Sunday, October 2, 2011

Once upon a time... robots took over the human race.

Most of technology is first created for a good cause, but then eventually, something goes wrong and the whole thing goes bad. In looking at Brave New World through the point of view of Neil Postman's chapter, I discovered something new in the fact that in A Brave New World, technology is -in a way- a master of the citizens of the World State. There factories were built, at first to create an equal society. By the time that is the setting in A Brave New World, the factories have become less of a convenience and more of a way of life. Yet, Neil Postman say that "for all the dependence on machinery, tools ought to still be the servants, and not the masters." This is so extremely different from  Ray Kurzweil's ideas that it is on the other side of the solar system. Ray Kurzweil is all gung-ho for the machines taking over, he even gives us a date!

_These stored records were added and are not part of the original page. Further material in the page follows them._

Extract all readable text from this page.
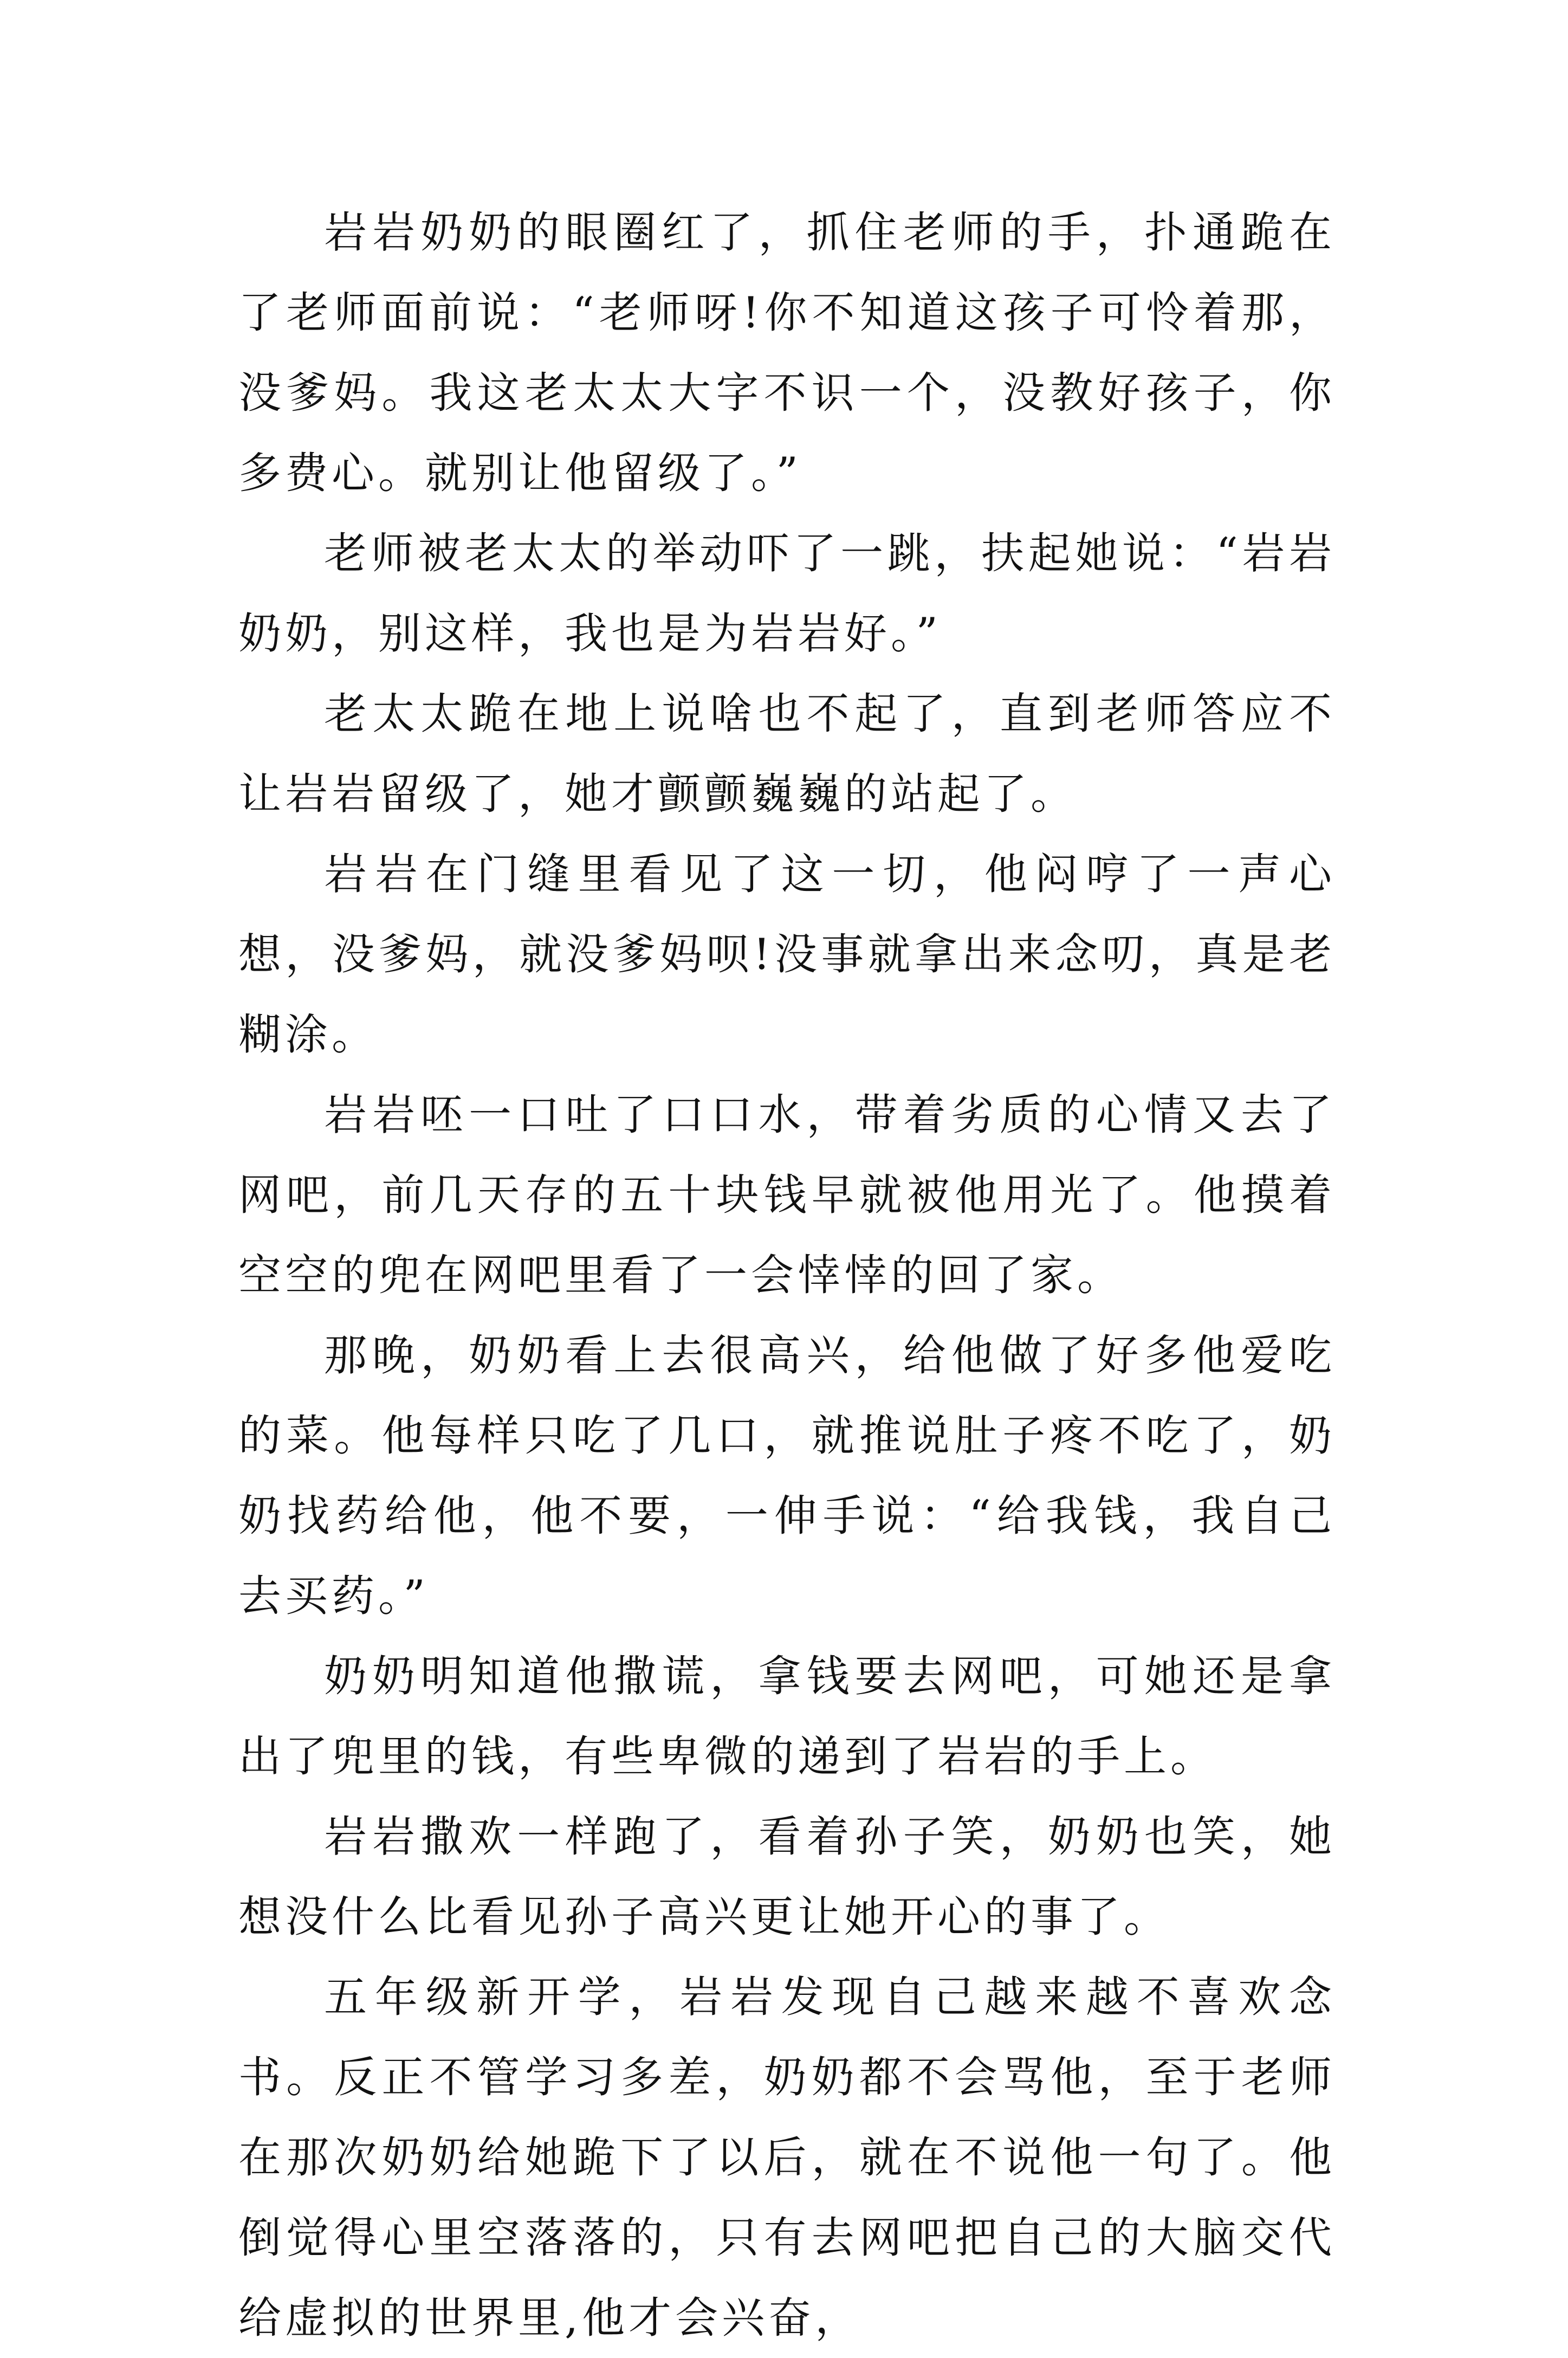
岩岩奶奶的眼圈红了，抓住老师的手，扑通跪在了老师面前说：“老师呀!你不知道这孩子可怜着那，没爹妈。我这老太太大字不识一个，没教好孩子，你多费心。就别让他留级了。”

老师被老太太的举动吓了一跳，扶起她说：“岩岩奶奶，别这样，我也是为岩岩好。”

老太太跪在地上说啥也不起了，直到老师答应不让岩岩留级了，她才颤颤巍巍的站起了。

岩岩在门缝里看见了这一切，他闷哼了一声心想，没爹妈，就没爹妈呗!没事就拿出来念叨，真是老糊涂。

岩岩呸一口吐了口口水，带着劣质的心情又去了网吧，前几天存的五十块钱早就被他用光了。他摸着空空的兜在网吧里看了一会悻悻的回了家。

那晚，奶奶看上去很高兴，给他做了好多他爱吃的菜。他每样只吃了几口，就推说肚子疼不吃了，奶奶找药给他，他不要，一伸手说：“给我钱，我自己去买药。”

奶奶明知道他撒谎，拿钱要去网吧，可她还是拿出了兜里的钱，有些卑微的递到了岩岩的手上。

岩岩撒欢一样跑了，看着孙子笑，奶奶也笑，她想没什么比看见孙子高兴更让她开心的事了。

五年级新开学，岩岩发现自己越来越不喜欢念书。反正不管学习多差，奶奶都不会骂他，至于老师在那次奶奶给她跪下了以后，就在不说他一句了。他倒觉得心里空落落的，只有去网吧把自己的大脑交代给虚拟的世界里,他才会兴奋，
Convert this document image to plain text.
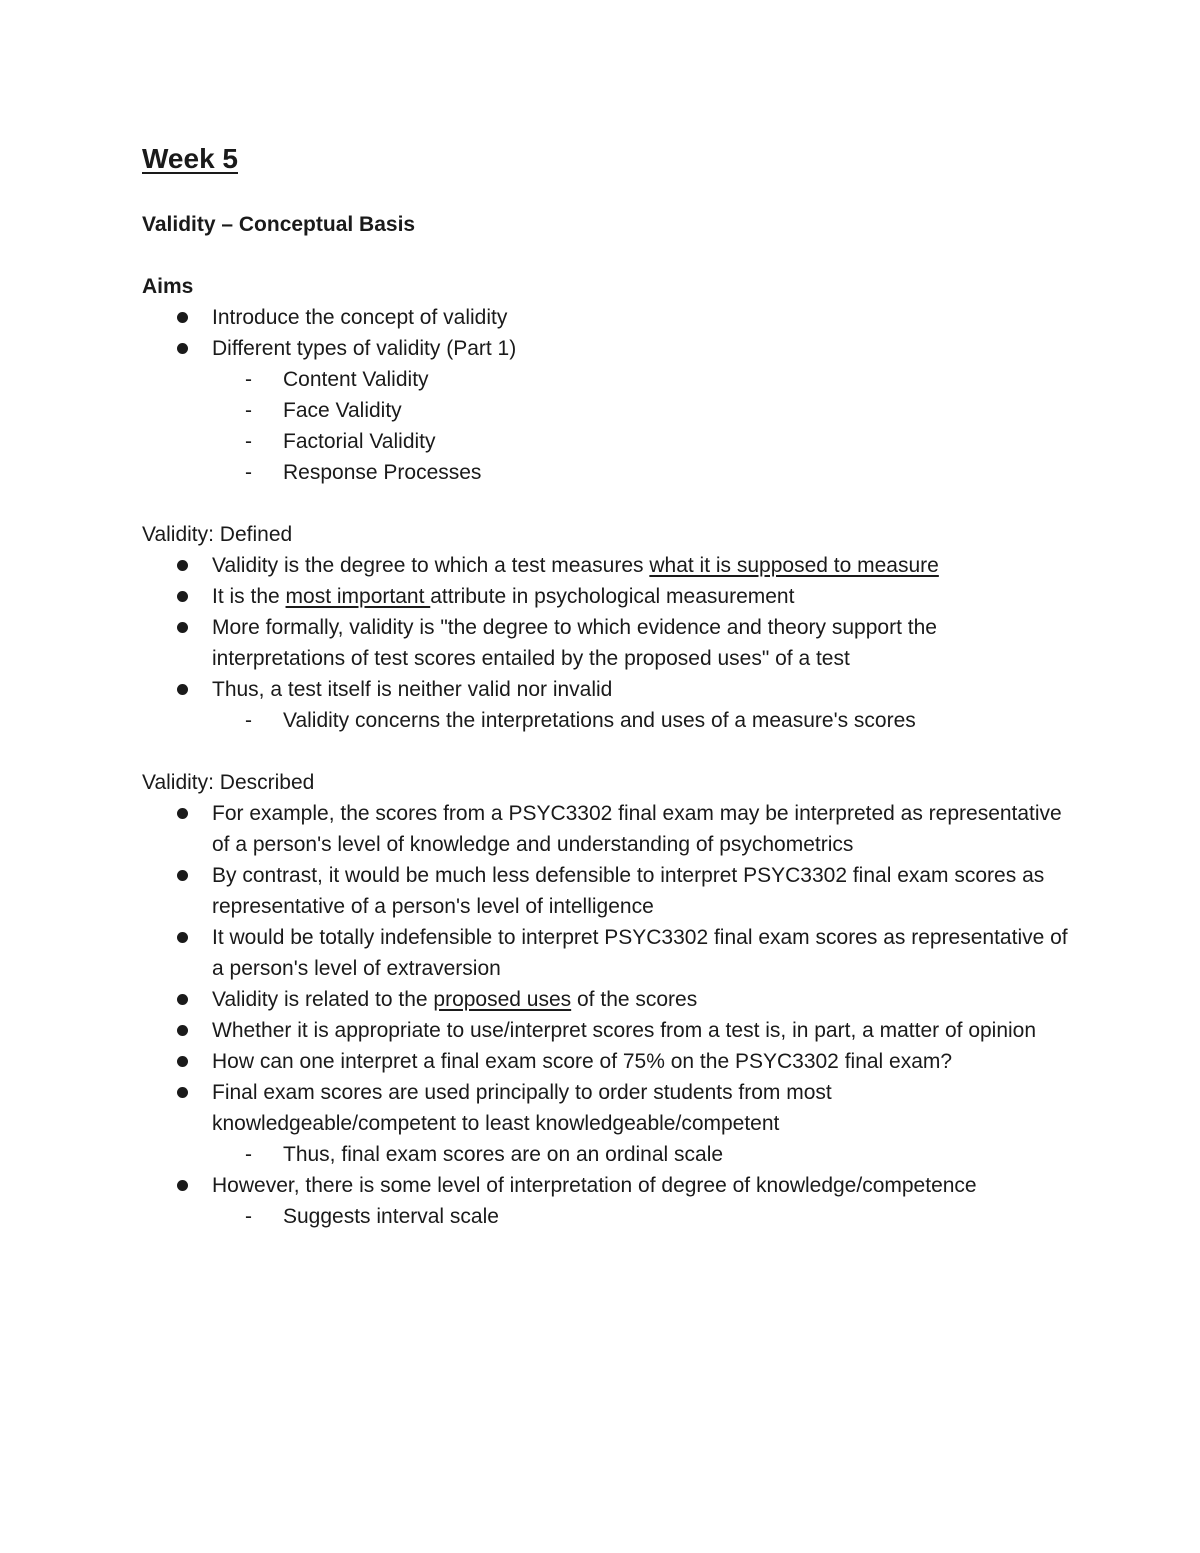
Week 5
Validity – Conceptual Basis
Aims
Introduce the concept of validity
Different types of validity (Part 1)
- Content Validity
- Face Validity
- Factorial Validity
- Response Processes
Validity: Defined
Validity is the degree to which a test measures what it is supposed to measure
It is the most important attribute in psychological measurement
More formally, validity is "the degree to which evidence and theory support the interpretations of test scores entailed by the proposed uses" of a test
Thus, a test itself is neither valid nor invalid
- Validity concerns the interpretations and uses of a measure's scores
Validity: Described
For example, the scores from a PSYC3302 final exam may be interpreted as representative of a person's level of knowledge and understanding of psychometrics
By contrast, it would be much less defensible to interpret PSYC3302 final exam scores as representative of a person's level of intelligence
It would be totally indefensible to interpret PSYC3302 final exam scores as representative of a person's level of extraversion
Validity is related to the proposed uses of the scores
Whether it is appropriate to use/interpret scores from a test is, in part, a matter of opinion
How can one interpret a final exam score of 75% on the PSYC3302 final exam?
Final exam scores are used principally to order students from most knowledgeable/competent to least knowledgeable/competent
- Thus, final exam scores are on an ordinal scale
However, there is some level of interpretation of degree of knowledge/competence
- Suggests interval scale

Kurzweil says it will happen, Postman says that we shouldn't LET it happen- these two butt heads more than Godzilla and Mothra. Both have different ideas on the same subject. Kurzweil has his "singularity" and Postman has his "technopoly", which he defines as “totalitarian technocracy". Frederick Winslow Taylor fits into Kurzweil's side of the argument. Taylor published a book that contained the first "formal outline of the assumptions of the thought-world of Technopoly" that said that "human judgment can not be trusted, because it is plagued by laxity, ambiguity and unnecessary complexity; that subjectivity is an obstacle to clear thinking". Taylor is backing up Kurzweil's idea by saying that humans are less efficient and less intelligent than the robots and AIs that are to come. It seems strange that Neil Postman would talk about something in his book that contradicted his own ideas and supported those of his adversary, Ray Kurzweils.